In the Matter of John T. Meehan, Respondent, v Nassau Community College, Appellant.
[674 NYS2d 697]
[MAJORITY]
—In a proceeding pursuant to CPLR article 75, inter alia, to confirm an arbitration award dated March 28, 1995, Nassau Community College appeals, as limited by its brief, from so much of a judgment of the Supreme Court, Nassau County (Burke, J.), entered May 16, 1996, as confirmed the award.
Ordered that the judgment is affirmed insofar as appealed from, with costs.
An arbitration award may not be vacated unless it is irrational, violates a strong public policy, or clearly exceeds a limitation imposed on the arbitrator as set forth in CPLR 7511 (b) (see, Matter of Board of Educ. v Arlington Teachers Assn., 78 NY2d 33, 37). An arbitrator exceeds his or her power under CPLR 7511 (b) (1) (iii) if the award gives a “completely irrational construction to the provisions in dispute and, in effect, made a new contract for the parties” (Matter of National Cash Register Co. [Wilson], 8 NY2d 377, 383; see also, Rochester City School Dist. v Rochester Teachers Assn., 41 NY2d 578, 582). Contrary to the contention of the appellant Nassau Community College (hereinafter the college), the interpretation by the arbitration panel here of Article 14 of the parties’ collective bargaining agreement was not irrational. Accordingly, the award was not in excess of the power of the arbitration panel.
The award here is also not violative of public policy.

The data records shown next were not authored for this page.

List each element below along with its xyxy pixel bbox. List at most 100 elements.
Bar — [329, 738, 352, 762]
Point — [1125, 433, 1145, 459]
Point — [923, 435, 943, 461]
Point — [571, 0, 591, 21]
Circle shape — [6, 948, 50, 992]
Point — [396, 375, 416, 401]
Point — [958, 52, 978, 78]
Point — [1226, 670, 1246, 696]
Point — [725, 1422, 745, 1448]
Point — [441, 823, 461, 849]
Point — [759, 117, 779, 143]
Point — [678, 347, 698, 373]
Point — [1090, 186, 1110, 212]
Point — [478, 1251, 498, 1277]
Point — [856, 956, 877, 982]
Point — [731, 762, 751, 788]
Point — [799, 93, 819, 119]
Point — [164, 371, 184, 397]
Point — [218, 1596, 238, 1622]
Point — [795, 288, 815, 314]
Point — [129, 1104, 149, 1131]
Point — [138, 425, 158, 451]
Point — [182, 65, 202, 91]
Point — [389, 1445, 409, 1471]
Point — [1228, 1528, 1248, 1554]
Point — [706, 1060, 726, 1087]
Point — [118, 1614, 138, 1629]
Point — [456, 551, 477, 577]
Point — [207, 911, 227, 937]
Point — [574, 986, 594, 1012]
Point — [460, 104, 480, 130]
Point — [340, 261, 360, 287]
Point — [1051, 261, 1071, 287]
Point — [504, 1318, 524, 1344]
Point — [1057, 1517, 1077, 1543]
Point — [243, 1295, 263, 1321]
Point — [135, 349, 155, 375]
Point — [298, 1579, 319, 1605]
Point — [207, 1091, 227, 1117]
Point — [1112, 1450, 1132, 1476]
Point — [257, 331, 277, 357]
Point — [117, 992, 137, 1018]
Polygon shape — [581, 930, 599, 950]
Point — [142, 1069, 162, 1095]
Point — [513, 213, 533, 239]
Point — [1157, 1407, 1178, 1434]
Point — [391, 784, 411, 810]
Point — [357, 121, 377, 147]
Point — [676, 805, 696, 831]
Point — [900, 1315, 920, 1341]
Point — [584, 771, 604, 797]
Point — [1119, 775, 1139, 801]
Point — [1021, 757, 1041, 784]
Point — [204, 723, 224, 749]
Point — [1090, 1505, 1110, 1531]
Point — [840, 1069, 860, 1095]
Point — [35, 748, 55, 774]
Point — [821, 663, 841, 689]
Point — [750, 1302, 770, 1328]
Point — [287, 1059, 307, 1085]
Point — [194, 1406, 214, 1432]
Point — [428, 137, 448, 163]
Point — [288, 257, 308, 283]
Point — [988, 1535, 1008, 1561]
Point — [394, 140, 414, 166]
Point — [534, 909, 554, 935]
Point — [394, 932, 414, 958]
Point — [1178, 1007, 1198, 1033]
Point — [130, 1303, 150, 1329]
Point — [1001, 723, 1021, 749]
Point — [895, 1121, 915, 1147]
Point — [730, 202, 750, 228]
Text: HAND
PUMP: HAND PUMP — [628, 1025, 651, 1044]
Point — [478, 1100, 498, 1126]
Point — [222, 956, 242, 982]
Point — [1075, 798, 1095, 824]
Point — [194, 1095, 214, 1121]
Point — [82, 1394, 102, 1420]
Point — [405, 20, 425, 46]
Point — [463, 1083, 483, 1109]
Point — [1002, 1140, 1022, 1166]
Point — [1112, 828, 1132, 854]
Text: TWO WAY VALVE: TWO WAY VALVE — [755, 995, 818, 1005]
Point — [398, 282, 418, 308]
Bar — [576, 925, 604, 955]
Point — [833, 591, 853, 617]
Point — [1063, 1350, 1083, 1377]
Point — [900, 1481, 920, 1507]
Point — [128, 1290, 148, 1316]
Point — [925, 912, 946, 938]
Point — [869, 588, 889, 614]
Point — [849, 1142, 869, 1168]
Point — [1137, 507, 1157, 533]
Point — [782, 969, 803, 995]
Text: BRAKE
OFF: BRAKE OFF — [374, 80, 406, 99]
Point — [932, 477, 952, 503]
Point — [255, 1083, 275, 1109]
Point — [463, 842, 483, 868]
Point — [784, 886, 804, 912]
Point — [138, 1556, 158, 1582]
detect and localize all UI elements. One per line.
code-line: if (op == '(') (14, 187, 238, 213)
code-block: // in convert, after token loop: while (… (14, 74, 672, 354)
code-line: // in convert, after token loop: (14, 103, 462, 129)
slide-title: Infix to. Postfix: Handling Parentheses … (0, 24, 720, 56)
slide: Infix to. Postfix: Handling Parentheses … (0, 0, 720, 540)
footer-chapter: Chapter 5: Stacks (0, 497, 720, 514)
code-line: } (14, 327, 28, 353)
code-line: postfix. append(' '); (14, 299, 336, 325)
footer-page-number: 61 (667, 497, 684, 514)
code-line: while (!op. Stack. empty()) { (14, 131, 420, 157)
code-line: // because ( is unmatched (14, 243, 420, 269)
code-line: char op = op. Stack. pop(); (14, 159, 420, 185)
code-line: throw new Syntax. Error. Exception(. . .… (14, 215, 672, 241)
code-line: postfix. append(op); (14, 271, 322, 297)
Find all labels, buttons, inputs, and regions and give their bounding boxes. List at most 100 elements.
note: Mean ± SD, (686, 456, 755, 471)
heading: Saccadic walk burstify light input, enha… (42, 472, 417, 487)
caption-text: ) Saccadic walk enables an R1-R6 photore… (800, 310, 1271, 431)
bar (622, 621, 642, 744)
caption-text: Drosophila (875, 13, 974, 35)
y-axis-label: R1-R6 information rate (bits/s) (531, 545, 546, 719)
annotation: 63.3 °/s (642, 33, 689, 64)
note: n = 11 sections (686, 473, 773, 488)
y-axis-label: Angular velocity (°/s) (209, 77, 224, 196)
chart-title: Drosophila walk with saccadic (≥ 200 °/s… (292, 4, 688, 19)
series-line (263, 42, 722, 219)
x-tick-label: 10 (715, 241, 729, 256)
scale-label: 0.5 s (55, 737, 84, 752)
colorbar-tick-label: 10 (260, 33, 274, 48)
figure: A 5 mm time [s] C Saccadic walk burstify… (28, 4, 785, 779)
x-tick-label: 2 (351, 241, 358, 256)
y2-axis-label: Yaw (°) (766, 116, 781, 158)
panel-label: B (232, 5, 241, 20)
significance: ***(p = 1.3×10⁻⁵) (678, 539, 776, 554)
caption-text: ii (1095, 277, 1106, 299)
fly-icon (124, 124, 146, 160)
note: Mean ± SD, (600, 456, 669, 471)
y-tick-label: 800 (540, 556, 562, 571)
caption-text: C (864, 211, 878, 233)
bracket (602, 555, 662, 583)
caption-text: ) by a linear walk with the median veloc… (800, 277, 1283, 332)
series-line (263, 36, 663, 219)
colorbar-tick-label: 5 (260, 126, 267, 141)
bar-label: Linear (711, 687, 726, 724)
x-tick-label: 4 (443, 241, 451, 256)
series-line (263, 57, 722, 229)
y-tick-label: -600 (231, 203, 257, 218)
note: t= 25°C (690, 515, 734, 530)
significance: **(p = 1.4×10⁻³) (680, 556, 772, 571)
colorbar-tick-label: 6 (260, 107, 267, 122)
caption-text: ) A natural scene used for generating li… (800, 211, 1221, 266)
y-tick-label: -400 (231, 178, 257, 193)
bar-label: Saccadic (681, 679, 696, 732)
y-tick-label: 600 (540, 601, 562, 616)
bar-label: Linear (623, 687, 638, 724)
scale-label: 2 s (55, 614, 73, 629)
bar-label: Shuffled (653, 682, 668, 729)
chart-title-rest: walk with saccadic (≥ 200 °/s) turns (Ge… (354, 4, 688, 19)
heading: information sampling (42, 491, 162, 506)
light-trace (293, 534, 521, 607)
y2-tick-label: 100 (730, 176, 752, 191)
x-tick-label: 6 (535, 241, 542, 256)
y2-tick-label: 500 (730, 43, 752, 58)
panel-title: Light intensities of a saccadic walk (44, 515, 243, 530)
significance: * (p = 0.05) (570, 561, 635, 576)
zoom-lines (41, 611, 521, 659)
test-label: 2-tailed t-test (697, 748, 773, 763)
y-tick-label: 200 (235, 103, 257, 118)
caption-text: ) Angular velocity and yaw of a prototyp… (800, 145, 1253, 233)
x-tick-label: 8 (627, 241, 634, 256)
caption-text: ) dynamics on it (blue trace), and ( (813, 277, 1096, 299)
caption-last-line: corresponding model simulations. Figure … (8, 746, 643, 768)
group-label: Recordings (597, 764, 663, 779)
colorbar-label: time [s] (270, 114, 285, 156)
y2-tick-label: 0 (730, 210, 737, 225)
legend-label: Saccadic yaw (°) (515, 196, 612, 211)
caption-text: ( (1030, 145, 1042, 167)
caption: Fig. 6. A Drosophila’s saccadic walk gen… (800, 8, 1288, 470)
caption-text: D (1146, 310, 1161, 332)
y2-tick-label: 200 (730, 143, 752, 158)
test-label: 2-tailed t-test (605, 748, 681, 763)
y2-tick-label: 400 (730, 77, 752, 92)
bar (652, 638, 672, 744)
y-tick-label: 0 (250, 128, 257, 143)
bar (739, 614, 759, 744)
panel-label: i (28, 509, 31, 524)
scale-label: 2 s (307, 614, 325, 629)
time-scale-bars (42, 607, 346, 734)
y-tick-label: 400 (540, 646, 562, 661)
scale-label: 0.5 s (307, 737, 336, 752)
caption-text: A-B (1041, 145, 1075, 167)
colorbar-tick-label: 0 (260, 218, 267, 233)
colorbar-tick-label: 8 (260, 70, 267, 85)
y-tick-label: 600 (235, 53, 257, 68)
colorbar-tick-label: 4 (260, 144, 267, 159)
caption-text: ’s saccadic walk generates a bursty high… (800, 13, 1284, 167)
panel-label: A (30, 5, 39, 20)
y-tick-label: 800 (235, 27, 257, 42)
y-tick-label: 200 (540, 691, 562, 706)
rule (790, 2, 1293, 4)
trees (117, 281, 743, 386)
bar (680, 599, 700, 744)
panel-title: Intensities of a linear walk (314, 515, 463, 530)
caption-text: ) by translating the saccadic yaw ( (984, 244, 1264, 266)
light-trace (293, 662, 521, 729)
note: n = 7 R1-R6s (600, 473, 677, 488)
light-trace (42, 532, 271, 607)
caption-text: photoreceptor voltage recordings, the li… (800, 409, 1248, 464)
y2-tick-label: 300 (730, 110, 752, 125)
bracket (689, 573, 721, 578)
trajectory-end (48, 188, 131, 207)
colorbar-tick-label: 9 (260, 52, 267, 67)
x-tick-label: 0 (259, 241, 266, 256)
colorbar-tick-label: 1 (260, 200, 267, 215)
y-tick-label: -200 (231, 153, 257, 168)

Public policy may not be invoked in every instance where arbitration of a collective bargaining agreement threatens to encroach on the management prerogatives of a State-financed college (see, Matter of Wyandanch Union Free School Dist. v Wyandanch Teachers Assn., 48 NY2d 669, 670). Rather, public policy may be invoked only where an arbitration award interferes with a college’s obligation to maintain academic standards in the classroom (see, Matter of Board of Educ. v Arlington Teachers Assn., 78 NY2d 33, 37, supra; Honeoye Falls-Lima Cent. School Dist. v Honeoye Falls-Lima Educ. Assn., 49 NY2d 732, 734). That is not the case here. Here, the arbitration award merely gave effect to the provision in the parties’ collective bargaining agreement which obligated the college to designate the courses offered during the “mini-semester” for assignment to its qualified adjunct faculty. Although the award subjects the college to competing obligations since it conflicts with the college’s obligation to the full-time faculty under a separate collective bargaining agreement, the dilemma is of the college’s own making and will not serve as a basis for vacating the award (see generally, Grace & Co. v Rubber Workers, 461 US 757). Bracken, J. P., Pizzuto, Friedmann and McGinity, JJ., concur.